Background & Aim Somatic cell therapy medicinal products is the largest group of advanced therapy medicinal products used in clinical trials which also resulted in routinely production of huge amount of conditioned medium. With its capacity to be used as therapeutics agents, cell-conditioned medium derived extracellular vesicles (EVs) play an explosive role in the realm of regenerative medicine or pharmaceutical science.
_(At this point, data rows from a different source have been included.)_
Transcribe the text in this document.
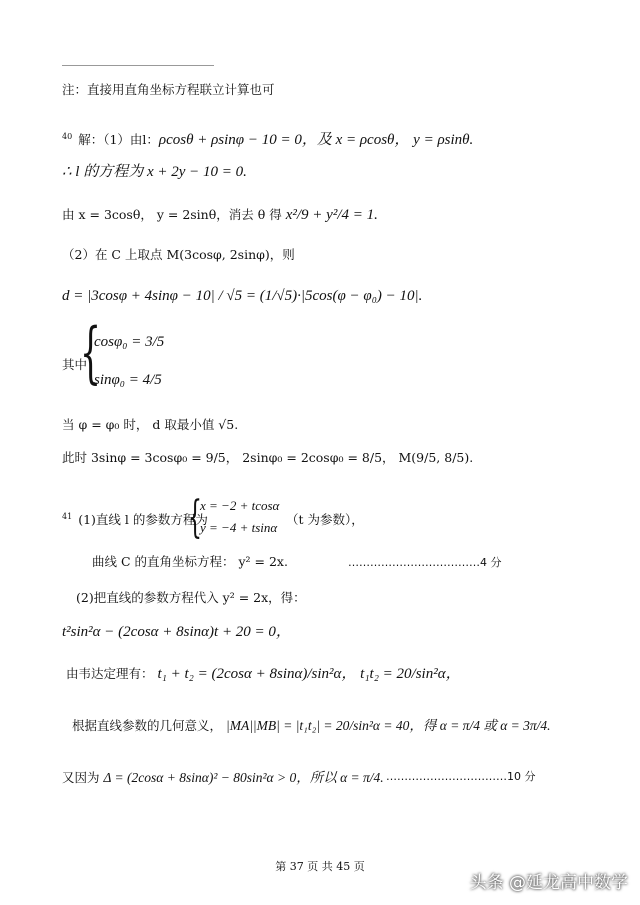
注：直接用直角坐标方程联立计算也可
$^{40}$ 解：（1）由l：ρcosθ + ρsinφ − 10 = 0，及 x = ρcosθ， y = ρsinθ.
∴ l 的方程为 x + 2y − 10 = 0.
由 x = 3cosθ， y = 2sinθ，消去 θ 得 x²/9 + y²/4 = 1.
（2）在 C 上取点 M(3cosφ, 2sinφ)，则
d = |3cosφ + 4sinφ − 10| / √5 = (1/√5)·|5cos(φ − φ₀) − 10|.
其中
{
cosφ₀ = 3/5
sinφ₀ = 4/5
当 φ = φ₀ 时， d 取最小值 √5.
此时 3sinφ = 3cosφ₀ = 9/5， 2sinφ₀ = 2cosφ₀ = 8/5， M(9/5, 8/5).
$^{41}$ (1)直线 l 的参数方程为
{
x = −2 + tcosα
y = −4 + tsinα
（t 为参数），
曲线 C 的直角坐标方程： y² = 2x.	………………………………4 分
(2)把直线的参数方程代入 y² = 2x，得：
t²sin²α − (2cosα + 8sinα)t + 20 = 0，
由韦达定理有： t₁ + t₂ = (2cosα + 8sinα)/sin²α， t₁t₂ = 20/sin²α，
根据直线参数的几何意义， |MA||MB| = |t₁t₂| = 20/sin²α = 40，得 α = π/4 或 α = 3π/4.
又因为 Δ = (2cosα + 8sinα)² − 80sin²α > 0，所以 α = π/4. ……………………………10 分
第 37 页 共 45 页
头条 @延龙高中数学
However, the heterogeneity of EVs usually resolved by isolation of different sub-populations has sparked a heated debate. The introduction of quantifiable features assessed by reproducible and standardized assays is necessary to render EVs potentially promising options to be used as “commercial off-the-shelf product”. Methods, Results & Conclusion Therefore, in this report, following the isolation of EVs by different methods (ultracentrifuge, sucrose gradient, and 20,000g centrifugation only), we confirmed that all of them met MISEV2018 criteria (size, morphology, and presence of 3 positive markers and absence of 1 negative marker). Further assessments have been done to find out the purity (based on albumin contaminant), vesicular membrane perfectness (phosphatidylserine exposure), lipid content as well as their functions in in-vitro tests (cellular uptake and proliferation) and ex-vivo test of angiogenesis. Large scale proteome analysis of EVs sub-populations has also provided us with some important clues to choose between tests and functions. In conclusion, we demonstrate that molecularly distinct EV subpopulations can be evaluated by quantifiable methods. Further assessments to correlate some functions to each subpopulation prior to designing clinical trials can accelerate the development of EV-based therapeutics.